Non bastavano le dure critiche del direttore de l’Unità, Sergio Staino, nostalgico dei tempi di Lama e Trentin. L’ultima bordata contro una Susanna Camusso già azzoppata dal “no” della Corte costituzionale al referendum sull’art. 18 l’ha tirata Maurizio Landini, uno con cui i rapporti sono sempre stati di amore e odio nonostante i baci e gli abbracci in pubblico. Il segretario generale della Fiom ha bollato come “inopportuno” il fatto che “alcune strutture del sindacato abbiano usato, sia pure in modo limitato, i buoni lavoro”, alias i famigerati voucher. Proprio quelli di cui, a Bologna, anche la Cgil ha fatto uso ma che a parole dice di voler abolire. Una manifesta prova di “ipocrisia”, come l’ha definita tre giorni fa il presidente dell’Inps, Tito Boeri, un altro con cui “Susanna” non ha mai avuto granché da spartire. Al di là degli attacchi di questo o quello, comunque, il niet dei giudici della Consulta al quesito sull’art. 18 ha aperto una crepa profonda pure all’interno del sindacato di Corso d’Italia. Non è solo la Cisl, insomma, a passarsela non proprio benissimo. Per molti, le “pretese” di Camusso e Co. – ovvero la reintroduzione della reintegra in caso di licenziamento senza giusta causa e la sua estensione alle imprese sopra i 5 dipendenti – sono sembrate strumentali al punto da ipotizzare che forse di quel referendum la Cgil avrebbe fatto volentieri a meno, vista pure la trattativa in atto col Governo per il rinnovo del contratto del pubblico impiego. Tradotto: è stata una sconfitta consapevole. Tesi ovviamente respinta dal sindacato, ma su cui aleggiano ancora forti dubbi.
Dopo Susanna – Certo, la Camusso ha provato a giocare in contropiede, annunciando addirittura l’intenzione di un ricorso alla Corte europea. Ma la frittata è già stata fatta e ora è difficile metterci una pezza. Ecco perché, se pur con un anno di anticipo (il prossimo congresso è infatti fissato per il 2018), dentro la Cgil si comincia a tracciare l’identikit di colui – o colei – che ne prenderà il posto. Il successore potrebbe arrivare, guarda caso, proprio dalla costola della funziona pubblica della Cgil. Si tratta di Serena Sorrentino, classe 1978 (l’anno in cui Luciano Lama annunciava la “svolta dell’Eur”) che alla Cgil si è avvicinata nel 1994. Da quel momento in poi la carriera della campana “Serena” è stata in costante ascesa, tanto da approdare nel 2010, a 32 anni, nella segreteria di Guglielmo Epifani con il ruolo di responsabile delle politiche sulle pari opportunità.
Prova generale – Anche se non è una che ama troppo gli studi televisivi, tre giorni fa per la Sorrentino è andata in scena una sorta di prova generale.
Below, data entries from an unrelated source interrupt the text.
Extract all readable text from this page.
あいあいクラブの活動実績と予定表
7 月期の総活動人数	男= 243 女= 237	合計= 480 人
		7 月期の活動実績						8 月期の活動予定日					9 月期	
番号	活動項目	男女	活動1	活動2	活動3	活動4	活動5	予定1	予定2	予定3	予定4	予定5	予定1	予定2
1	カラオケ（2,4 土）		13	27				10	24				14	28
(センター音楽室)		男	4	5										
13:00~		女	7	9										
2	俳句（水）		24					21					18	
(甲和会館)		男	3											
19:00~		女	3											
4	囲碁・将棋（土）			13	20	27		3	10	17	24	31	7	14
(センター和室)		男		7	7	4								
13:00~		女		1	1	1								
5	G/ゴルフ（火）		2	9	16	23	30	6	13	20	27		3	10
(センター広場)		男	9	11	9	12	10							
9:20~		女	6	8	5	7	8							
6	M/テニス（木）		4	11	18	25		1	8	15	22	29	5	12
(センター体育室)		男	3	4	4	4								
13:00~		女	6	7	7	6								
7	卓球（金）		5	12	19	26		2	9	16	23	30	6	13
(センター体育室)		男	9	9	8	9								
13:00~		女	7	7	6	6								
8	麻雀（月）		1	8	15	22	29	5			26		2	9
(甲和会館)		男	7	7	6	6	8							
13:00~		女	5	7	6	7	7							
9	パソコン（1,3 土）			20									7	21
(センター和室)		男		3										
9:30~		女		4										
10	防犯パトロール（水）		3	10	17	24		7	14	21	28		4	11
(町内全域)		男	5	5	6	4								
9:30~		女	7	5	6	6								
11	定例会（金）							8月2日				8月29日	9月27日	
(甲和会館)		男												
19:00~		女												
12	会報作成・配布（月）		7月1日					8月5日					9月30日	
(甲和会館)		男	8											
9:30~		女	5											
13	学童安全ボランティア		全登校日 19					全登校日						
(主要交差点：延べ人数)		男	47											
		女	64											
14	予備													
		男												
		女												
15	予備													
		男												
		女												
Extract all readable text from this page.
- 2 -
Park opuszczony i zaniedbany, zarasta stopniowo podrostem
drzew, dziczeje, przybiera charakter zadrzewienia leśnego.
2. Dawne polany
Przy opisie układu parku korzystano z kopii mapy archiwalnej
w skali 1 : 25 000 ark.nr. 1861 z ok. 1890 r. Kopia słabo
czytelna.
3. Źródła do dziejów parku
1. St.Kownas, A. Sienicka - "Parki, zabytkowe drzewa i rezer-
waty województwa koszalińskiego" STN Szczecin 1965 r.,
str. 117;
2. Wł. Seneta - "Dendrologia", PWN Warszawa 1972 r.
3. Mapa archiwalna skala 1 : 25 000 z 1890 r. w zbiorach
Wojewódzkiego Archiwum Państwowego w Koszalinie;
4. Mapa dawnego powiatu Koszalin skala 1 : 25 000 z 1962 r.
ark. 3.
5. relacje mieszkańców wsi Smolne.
La numero uno della Fp Cgil era infatti seduta nel salotto di Porta a Porta, protagonista di un serrato confronto con Tommaso Nannicini, ex sottosegretario alla presidenza del Consiglio e braccio destro di Matteo Renzi. Risollevare le sorti della Cgil, che solo fra il 2014 e il 2015 ha perso oltre 75mila iscritti, però, non sarà facile. Nemmeno un po’.